Cuci tangan wajib hukumnya bila kita hendak makan. Mo makan pekai sendok, apalagi pakai tangan, kita pasti akan mencuci tangan kita. Buat yang punya anak, biasanya ortu akan rewel jika anak mereka belum berangkat ke wastafel untuk mencuci tangan.
Kmrn, tepatnya tgl 15 Oktober 2008 kmrn, sebuah agency besar juga merayakan Hand Washing Day alias hari cuci tangan dunia. Sebuah statiun televisi meng-cover event tersebut yang diselenggarakan di Wisma Aldiron Dirgantara MBU, Pancoran. Di event itu, ratusan pelajar SD melakukan ritual cuci tangan bersama.
Cuci tangan memang positif, tp ada makna ganda yang membuat cuci tangan jadi menyebalkan, memuakkan. Ini terjadi sudah sejak dahulu kala. Entah di kantor, di kalangan usahawan, bahkan politisi seringkali melakukan cuci tangan. Tentu cuci tangan satu ini punya makna negatif. Dan tentu saja bukan nenek moyang kita yang mengajarkan.
Seorang politisi yg sdh kenyang dengan uang sogokan ke majelis Hakim terhormat akan melakukan aksi cuci tangan di saat ia terpojok dianggap melakukan usaha suap. Seorang atasan yg sok bijaksana cuci tangan dg nasib anak buahnya yg melakukan kesalahan, padahal kesalahan itu dilakukan atas perintah atasan itu sendiri. Seorang pengusaha, cuci tangan melihat kondisi Sidoardjo, dimana lumpur tak juga berhasil ditanggulangi dan kondisi tersebut dianggap bencana nasional, padahal sebuah karma.
Cuci tangan sudah menjadi tradisi. Sebab, buat mereka yang sdh tdk memiliki kemaluan, cuci tangan dianggap angin setan. Bagi mereka yg sdh biasa cuci tangan, hal2 yang akan dicuci tangankan jd bukan luar biasa lagi. Tak ada lagi ketakutan, kemaluan, keringat yang mengucur sebagaimana seorang pencuri amatir yg baru mencuri ayam.

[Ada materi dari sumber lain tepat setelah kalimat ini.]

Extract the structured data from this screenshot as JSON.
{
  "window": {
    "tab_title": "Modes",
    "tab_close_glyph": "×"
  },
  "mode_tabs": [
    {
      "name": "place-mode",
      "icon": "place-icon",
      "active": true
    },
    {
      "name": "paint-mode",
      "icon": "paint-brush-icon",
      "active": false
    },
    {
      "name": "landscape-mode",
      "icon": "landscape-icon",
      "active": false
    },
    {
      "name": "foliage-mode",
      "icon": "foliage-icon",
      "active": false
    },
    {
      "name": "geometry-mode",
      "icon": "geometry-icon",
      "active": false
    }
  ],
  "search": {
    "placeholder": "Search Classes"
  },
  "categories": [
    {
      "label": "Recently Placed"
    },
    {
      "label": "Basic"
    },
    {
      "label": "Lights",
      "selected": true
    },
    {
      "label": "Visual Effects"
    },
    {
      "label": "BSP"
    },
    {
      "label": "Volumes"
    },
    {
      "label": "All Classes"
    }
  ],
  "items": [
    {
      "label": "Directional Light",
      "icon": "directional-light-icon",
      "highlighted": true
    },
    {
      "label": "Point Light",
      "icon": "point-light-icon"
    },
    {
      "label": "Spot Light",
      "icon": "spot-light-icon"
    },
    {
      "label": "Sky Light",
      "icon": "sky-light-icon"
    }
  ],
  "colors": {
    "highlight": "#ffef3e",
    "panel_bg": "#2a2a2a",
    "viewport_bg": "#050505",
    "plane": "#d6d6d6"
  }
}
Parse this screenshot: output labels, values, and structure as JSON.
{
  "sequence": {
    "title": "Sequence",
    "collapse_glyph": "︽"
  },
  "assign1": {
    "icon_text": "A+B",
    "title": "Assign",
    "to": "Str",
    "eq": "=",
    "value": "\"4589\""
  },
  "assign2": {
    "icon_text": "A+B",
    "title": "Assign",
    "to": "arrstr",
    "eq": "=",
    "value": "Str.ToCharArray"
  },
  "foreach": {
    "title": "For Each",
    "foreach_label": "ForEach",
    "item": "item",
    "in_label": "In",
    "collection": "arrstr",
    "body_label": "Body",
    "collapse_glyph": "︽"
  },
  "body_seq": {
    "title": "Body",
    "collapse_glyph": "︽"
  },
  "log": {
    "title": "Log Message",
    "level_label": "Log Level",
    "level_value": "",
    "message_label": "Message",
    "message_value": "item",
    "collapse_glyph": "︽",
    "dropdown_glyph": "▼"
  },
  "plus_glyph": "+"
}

Bahkan belakangan, bukan cuma tangan yang dicuci, tapi juga uang. Istilah kerennya: money laundry. Memang laundry khusus untuk uang tidak di outlet-outlet laundry keren yang menjamur di mal atau di pinggir jalan. Laundry untuk uang hanya bisa dilakukan oleh manusia-manusia siluman yang memang ingin mencuci tangannya. Jangan heran kalau sekarang tumbuh Mal dimana-mana. Itu sebenar salah satu bentuk konkret dari mereka yang mencuci uangnya. Daripada ditaro di bank ditanya-tanya KPK, mending bangun Mal.
Kebersihan adalah pangkal kesehatan. Tentu nenek moyang kita cuma ingin tradisi cuci tangan tetap dilakukan. Namun ritualnya cuma menggunakan air dan sabun, bukan menggunakan pelicin seperti uang, kekuasan, dan kebenaran yang diplintirkan menjadi sebuah dusta.